I find myself now at the beginning of my sixth quarter. This happened so quickly. It's amazing what you can accomplish in one year. I can only imagine what will happen this year. It's like I have a much more clear, defined idea of what I want my life to be after this is all said and done. Not only do I know what I want it to be, but I feel like I have the tools and the talent to make it happen. The odd thing is that it doesn't seem so far out of reach. It's like sometimes I see it in other people. And I look at them and think that I am on my way to living that.

As I get reacquainted with my life in Atlanta, it's impossible not to reflect on the past decade that got me to where I am today. It's all a combination of the some of the best and absolute worst decisions I've ever made. What's weirder is that spending time in Virginia over the break afforded me the opportunity to physically revisit the birthplace of said decisions! I spent an afternoon in Richmond--where I spent most of my undergraduate days. There's an allure to that city that's hard for many to pass up. It's small, quaint, and extremely affordable. But it's fraught with limits and narrow-minded attitudes. I describe much of my experience in Richmond to be dark, cold, and lonely. To revisit the city as the person I am today turned out to be so haunting. I have absolutely no desire now to return to that city. I eventually made it back up to Northern VA. It's about 2 hours north of Richmond, but is clearly worlds away. The same haunting feeling rushed back as I drove past my old office and my old apartment. Such sadness. Being back up in Northern VA again only solidified in my mind that I will never have to live there again. I know not why I feel the need to bring this up, but as I mentioned in my preface--I've had a bit to drink tonight!

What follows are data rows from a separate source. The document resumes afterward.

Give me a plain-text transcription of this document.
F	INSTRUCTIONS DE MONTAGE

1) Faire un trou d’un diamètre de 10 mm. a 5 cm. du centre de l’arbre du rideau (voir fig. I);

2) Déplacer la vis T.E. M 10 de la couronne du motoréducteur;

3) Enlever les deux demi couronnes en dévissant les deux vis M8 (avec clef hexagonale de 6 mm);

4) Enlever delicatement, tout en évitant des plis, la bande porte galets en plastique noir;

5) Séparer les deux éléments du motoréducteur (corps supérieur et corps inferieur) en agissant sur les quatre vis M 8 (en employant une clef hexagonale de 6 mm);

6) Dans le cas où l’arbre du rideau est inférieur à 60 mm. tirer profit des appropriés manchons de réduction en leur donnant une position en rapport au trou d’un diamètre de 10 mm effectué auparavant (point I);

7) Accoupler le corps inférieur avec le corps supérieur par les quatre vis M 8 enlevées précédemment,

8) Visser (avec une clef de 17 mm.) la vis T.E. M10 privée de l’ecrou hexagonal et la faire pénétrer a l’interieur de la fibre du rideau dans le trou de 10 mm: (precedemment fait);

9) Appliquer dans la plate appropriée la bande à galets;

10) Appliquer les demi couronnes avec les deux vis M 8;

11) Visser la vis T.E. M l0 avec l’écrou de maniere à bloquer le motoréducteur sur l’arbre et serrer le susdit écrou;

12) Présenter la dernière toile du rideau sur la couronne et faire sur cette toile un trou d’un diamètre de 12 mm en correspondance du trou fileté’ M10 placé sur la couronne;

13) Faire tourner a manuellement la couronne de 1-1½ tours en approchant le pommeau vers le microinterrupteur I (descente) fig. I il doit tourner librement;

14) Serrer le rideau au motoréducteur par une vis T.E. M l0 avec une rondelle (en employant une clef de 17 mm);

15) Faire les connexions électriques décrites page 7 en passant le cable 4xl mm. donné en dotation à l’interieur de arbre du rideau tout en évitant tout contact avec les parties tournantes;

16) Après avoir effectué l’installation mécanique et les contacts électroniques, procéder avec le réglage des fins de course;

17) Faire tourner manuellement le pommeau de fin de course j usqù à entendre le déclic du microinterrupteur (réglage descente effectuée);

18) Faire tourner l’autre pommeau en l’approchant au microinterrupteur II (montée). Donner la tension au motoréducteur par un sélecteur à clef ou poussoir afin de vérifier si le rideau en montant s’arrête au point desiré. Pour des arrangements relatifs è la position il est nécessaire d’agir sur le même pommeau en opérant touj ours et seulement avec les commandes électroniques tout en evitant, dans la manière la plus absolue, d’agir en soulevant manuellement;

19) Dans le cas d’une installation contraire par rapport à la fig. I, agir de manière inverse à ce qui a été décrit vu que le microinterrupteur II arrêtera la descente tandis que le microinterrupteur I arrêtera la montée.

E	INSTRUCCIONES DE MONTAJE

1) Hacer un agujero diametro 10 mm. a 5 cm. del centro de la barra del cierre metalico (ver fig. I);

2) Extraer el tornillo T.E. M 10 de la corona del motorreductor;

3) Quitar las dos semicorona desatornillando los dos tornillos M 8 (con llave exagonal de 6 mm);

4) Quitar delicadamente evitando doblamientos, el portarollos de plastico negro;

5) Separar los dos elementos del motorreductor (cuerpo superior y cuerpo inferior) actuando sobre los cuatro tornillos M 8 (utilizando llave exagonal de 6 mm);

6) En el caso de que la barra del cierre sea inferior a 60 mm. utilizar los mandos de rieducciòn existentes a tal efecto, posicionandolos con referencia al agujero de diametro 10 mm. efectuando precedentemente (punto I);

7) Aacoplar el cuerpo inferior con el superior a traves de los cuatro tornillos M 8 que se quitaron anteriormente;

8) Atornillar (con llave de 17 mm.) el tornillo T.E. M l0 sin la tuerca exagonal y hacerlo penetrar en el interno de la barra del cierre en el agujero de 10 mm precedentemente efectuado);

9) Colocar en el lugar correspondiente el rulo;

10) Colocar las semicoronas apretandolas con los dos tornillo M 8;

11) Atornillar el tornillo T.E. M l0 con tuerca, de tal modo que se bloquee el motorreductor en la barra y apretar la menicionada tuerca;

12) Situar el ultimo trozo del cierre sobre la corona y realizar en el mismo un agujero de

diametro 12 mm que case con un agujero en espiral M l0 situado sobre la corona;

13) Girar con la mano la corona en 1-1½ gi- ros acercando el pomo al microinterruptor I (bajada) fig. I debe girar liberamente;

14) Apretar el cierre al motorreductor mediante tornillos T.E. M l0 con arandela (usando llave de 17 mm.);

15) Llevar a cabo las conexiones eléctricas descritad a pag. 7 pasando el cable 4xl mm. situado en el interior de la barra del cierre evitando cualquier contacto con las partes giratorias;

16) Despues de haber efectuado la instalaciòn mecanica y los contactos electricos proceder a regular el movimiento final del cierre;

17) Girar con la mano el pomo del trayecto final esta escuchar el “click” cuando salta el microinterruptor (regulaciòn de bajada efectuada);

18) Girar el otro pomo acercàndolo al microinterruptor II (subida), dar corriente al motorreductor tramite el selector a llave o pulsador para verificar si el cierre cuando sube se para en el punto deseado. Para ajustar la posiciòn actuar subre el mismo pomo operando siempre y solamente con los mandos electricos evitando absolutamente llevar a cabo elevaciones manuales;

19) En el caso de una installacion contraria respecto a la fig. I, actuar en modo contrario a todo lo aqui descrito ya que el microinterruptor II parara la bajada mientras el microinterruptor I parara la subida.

I bought a new area rug for my workspace today. I completely love this rug. It's taken me a year to justify this purchase. I know if my father were to find about this new purchase I would never hear the end of it! That's why if/when he comes to visit, I'll have to tell him it's my new roommate's rug! But this rug is awesome. It's 100% wool. And as weird as it may sound, the way I feel tonight can be equated with the way it feels to walk across a brand new rug in new socks. There's such a soft comforting feeling that you get. And it'll only last for a little while. So you had better take notice, or it will pass right over you. And be lost forever.

Thursday, January 03, 2008

Please excuse the ugly color palate!! In the middle of updating the blog, I was called away to help with some usless chore before I depart!